Com essa iniciativa, operacionalizada pela Companhia de Desenvolvimento Agrícola do Estado de São Paulo (Codasp), efetuaram-se obras em 3,22 mil quilômetros de estradas rurais, em 557 municípios, abrangendo algo próximo de 17 mil propriedades.

Visão histórica é mesmo a principal marca dos estadistas, pois a realidade presente mostra serem imprescindíveis estradas de qualidade e seguras entre o meio rural, os centros de consumo, industrialização, distribuição e exportação.

Outro dado realça a importância das vicinais: a despeito de apenas 4% da população paulista viverem no campo, em 83% das cidades do Estado é grande o contingente de trabalhadores que residem no perímetro urbano, mas trabalham no meio rural.

Assim, as vias locais também desempenham elevada função social, pois ir e vir, inclusive para escolas, hospitais, centros de saúde, pólos de lazer e cultura, constituem um dos direitos básicos da cidadania.

Na agropecuária, de maneira específica, a boa estrada rural resulta em redução de custos, ao facilitar o acesso a insumos, serviços especializados e escoamento da safra. Também reduz perdas, ao agilizar o acesso a armazéns, secadores, agroindústrias e packing-houses.

Além disso, a má conservação das vias está entre as mais graves causas da degradação ambiental, devido ao assoreamento de rios e mananciais e à deterioração de áreas lindeiras. Sem falar, ainda, da segurança para transitar.

Os mais renitentes, ante todos esses irrefutáveis argumentos, replicam com as letras do marco legal: “A manutenção da infra-estrutura de estradas vicinais e rurais é atribuição dos municípios”. É verdade, mas a maioria das prefeituras brasileiras, inclusive as paulistas, consumiria parcela muito elevada e desproporcional de seu orçamento se tivesse de assumir integralmente esse encargo.

Ainda bem, portanto, que a lei não proíbe União e estados de investirem nessas obras. Basta vontade política! Prova disso são duas ações estratégicas atuais do Governo de São Paulo.

Uma delas é o Programa de Recuperação de Estradas Vicinais (Pró-Vicinais), iniciado em junho de 2007, cuja primeira fase alcançou 2,1 mil quilômetros de 152 vias, em 199 municípios.

A segunda fase prevê investimentos na recuperação de mais 2,4 mil quilômetros de 198 estradas, em 238 cidades. O total é de 4,5 mil quilômetros.

A outra ação, uma prioridade da Secretaria de Agricultura e Abastecimento, é justamente a retomada do Projeto Melhor Caminho, de melhorias em estradas rurais, para regularizar seus leitos e conservar o solo, incluindo o direcionamento das águas pluviais ao lençol freático.
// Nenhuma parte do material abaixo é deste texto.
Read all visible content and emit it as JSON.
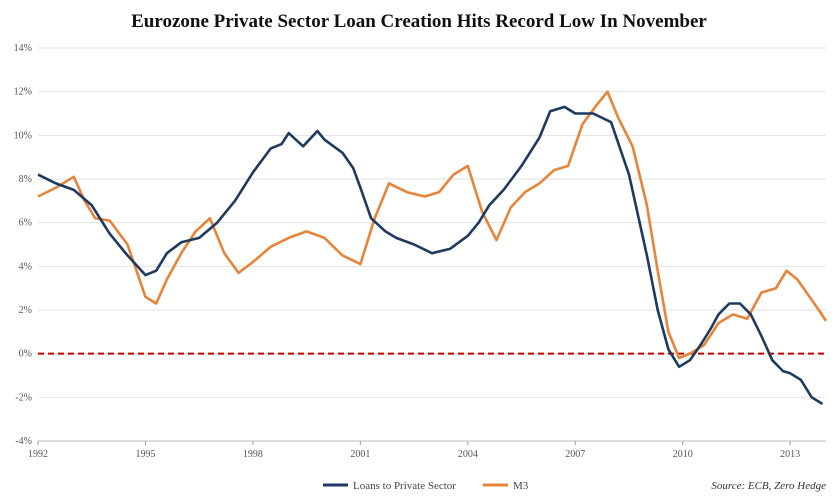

Assim, evitam-se erosões e se impede que terras férteis percam-se, assoreiem e poluam rios e mananciais com agrotóxicos. No Plano Plurianual do governo paulista para o período 2008-2011, essas obras inserem-se no Programa de Infra-Estrutura e Logística para os Agronegócios, cuja meta alcança 8,4 mil quilômetros.

Além de prover investimentos, o Estado precisa estabelecer política articulada para as estradas rurais e vicinais, cuja gestão não pode ficar limitada a cada município. É necessário pensá-las como parte de um sistema constituído também por grandes rodovias, ferrovia e hidrovia.
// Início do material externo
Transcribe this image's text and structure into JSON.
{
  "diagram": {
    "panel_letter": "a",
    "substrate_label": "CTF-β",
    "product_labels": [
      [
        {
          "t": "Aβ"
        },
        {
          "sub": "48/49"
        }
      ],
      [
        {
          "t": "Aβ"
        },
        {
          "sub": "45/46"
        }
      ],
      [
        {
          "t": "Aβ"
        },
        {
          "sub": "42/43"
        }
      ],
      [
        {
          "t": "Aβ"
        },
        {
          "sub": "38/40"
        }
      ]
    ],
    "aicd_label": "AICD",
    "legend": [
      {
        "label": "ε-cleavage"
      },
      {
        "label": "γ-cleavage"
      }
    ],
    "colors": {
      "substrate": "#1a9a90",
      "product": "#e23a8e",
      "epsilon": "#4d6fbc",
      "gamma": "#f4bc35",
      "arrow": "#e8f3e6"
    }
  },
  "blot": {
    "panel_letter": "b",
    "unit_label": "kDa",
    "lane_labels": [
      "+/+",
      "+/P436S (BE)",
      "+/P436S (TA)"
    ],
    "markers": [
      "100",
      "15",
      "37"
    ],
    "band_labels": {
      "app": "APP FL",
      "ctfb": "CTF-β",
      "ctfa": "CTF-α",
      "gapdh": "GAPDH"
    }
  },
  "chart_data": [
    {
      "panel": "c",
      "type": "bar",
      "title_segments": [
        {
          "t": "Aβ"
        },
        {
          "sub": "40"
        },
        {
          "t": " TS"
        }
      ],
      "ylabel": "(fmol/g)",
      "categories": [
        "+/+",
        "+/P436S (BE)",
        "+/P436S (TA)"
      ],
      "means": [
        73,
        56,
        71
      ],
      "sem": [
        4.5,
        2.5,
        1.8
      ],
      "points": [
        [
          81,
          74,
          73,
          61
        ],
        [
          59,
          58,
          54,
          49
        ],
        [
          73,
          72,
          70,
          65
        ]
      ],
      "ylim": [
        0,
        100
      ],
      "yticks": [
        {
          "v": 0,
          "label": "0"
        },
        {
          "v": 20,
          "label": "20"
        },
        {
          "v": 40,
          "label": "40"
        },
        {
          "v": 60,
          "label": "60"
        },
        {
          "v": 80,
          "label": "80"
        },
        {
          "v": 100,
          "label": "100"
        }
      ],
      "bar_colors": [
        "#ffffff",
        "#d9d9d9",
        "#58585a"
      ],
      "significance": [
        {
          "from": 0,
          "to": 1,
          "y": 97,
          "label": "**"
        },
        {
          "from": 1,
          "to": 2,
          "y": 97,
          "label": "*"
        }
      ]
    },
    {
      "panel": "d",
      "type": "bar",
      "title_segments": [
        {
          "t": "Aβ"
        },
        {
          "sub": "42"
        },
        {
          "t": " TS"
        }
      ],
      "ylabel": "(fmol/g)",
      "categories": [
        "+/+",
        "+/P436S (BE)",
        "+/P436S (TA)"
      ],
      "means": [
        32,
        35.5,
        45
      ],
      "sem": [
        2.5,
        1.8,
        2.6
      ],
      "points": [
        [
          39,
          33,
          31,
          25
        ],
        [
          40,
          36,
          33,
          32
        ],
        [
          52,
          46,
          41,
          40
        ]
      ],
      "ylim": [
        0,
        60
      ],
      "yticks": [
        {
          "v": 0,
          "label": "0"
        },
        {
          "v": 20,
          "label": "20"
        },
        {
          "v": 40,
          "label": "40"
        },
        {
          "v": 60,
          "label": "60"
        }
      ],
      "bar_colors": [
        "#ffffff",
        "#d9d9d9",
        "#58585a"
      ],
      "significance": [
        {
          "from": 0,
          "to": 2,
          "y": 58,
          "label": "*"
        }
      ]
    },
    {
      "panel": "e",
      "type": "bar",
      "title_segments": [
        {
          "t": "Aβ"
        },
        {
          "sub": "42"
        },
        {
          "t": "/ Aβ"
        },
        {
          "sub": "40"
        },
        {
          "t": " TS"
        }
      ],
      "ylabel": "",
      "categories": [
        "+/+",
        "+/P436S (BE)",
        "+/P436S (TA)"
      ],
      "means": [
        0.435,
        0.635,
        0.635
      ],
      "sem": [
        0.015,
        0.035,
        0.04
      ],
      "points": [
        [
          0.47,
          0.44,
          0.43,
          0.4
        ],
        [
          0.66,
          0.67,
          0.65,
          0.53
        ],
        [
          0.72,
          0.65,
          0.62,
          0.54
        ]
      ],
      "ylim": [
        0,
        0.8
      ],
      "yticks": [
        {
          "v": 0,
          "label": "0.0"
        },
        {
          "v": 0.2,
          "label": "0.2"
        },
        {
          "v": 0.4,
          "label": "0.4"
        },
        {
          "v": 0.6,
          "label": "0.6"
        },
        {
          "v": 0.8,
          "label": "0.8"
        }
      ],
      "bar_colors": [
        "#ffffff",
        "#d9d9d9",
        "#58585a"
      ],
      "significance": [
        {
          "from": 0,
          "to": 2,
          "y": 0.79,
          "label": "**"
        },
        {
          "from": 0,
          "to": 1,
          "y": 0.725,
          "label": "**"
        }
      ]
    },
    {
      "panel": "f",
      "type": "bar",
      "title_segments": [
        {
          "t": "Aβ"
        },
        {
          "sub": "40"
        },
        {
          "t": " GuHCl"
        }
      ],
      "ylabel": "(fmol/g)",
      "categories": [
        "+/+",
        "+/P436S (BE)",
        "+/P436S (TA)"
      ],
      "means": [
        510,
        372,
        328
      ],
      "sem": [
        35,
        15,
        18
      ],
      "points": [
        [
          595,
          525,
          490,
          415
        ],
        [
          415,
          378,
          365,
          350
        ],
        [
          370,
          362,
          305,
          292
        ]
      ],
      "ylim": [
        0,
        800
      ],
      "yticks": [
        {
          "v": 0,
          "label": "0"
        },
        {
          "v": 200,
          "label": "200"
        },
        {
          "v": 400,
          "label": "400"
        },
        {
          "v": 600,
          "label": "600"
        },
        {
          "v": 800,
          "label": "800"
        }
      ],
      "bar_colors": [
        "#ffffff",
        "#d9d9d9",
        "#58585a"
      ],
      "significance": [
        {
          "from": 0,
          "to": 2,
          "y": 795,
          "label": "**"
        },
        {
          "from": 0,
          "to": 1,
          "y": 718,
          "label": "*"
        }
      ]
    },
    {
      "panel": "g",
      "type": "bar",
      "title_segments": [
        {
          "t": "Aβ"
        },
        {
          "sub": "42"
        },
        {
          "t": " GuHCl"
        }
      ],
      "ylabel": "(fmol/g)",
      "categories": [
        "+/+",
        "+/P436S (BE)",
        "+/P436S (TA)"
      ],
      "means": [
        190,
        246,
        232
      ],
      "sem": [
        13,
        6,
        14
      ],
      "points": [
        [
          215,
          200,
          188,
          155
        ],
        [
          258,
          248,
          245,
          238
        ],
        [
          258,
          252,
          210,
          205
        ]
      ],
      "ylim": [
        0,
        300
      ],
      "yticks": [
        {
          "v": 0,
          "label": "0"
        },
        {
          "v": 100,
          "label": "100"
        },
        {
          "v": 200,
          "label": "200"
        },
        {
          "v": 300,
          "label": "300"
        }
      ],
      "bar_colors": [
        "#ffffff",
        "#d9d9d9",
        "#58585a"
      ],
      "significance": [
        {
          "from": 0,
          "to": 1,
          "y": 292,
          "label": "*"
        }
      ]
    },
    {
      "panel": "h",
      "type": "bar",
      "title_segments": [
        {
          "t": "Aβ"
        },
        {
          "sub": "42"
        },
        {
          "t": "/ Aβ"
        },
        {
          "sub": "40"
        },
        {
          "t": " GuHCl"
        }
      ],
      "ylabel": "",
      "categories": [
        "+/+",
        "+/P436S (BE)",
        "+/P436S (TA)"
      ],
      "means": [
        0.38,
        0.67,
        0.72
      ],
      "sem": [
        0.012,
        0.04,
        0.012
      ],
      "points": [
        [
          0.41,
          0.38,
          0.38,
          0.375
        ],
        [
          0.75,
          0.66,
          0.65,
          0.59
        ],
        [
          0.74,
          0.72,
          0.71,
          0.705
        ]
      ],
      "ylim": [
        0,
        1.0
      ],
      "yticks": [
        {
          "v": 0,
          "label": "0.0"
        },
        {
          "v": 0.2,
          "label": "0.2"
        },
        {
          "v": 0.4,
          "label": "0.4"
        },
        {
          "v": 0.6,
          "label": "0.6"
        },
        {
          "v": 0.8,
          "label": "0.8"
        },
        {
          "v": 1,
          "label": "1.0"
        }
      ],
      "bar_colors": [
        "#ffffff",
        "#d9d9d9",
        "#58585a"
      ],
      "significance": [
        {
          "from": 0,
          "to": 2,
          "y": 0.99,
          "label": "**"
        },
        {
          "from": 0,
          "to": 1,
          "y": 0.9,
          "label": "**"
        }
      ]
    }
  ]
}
Uma das principais vantagens competitivas da agropecuária paulista está na retomada dessa concepção. Trata-se de uma referência que não pode mais ser esquecida na gênese de uma política nacional de fato eficaz para o agronegócio e, claro, também para o transporte.



Autoria: João Sampaio, economista, é secretário de Agricultura e Abastecimento do Estado de São Paulo e presidente do Conselho Estadual de Segurança Alimentar e Nutricional Sustentável (Consea).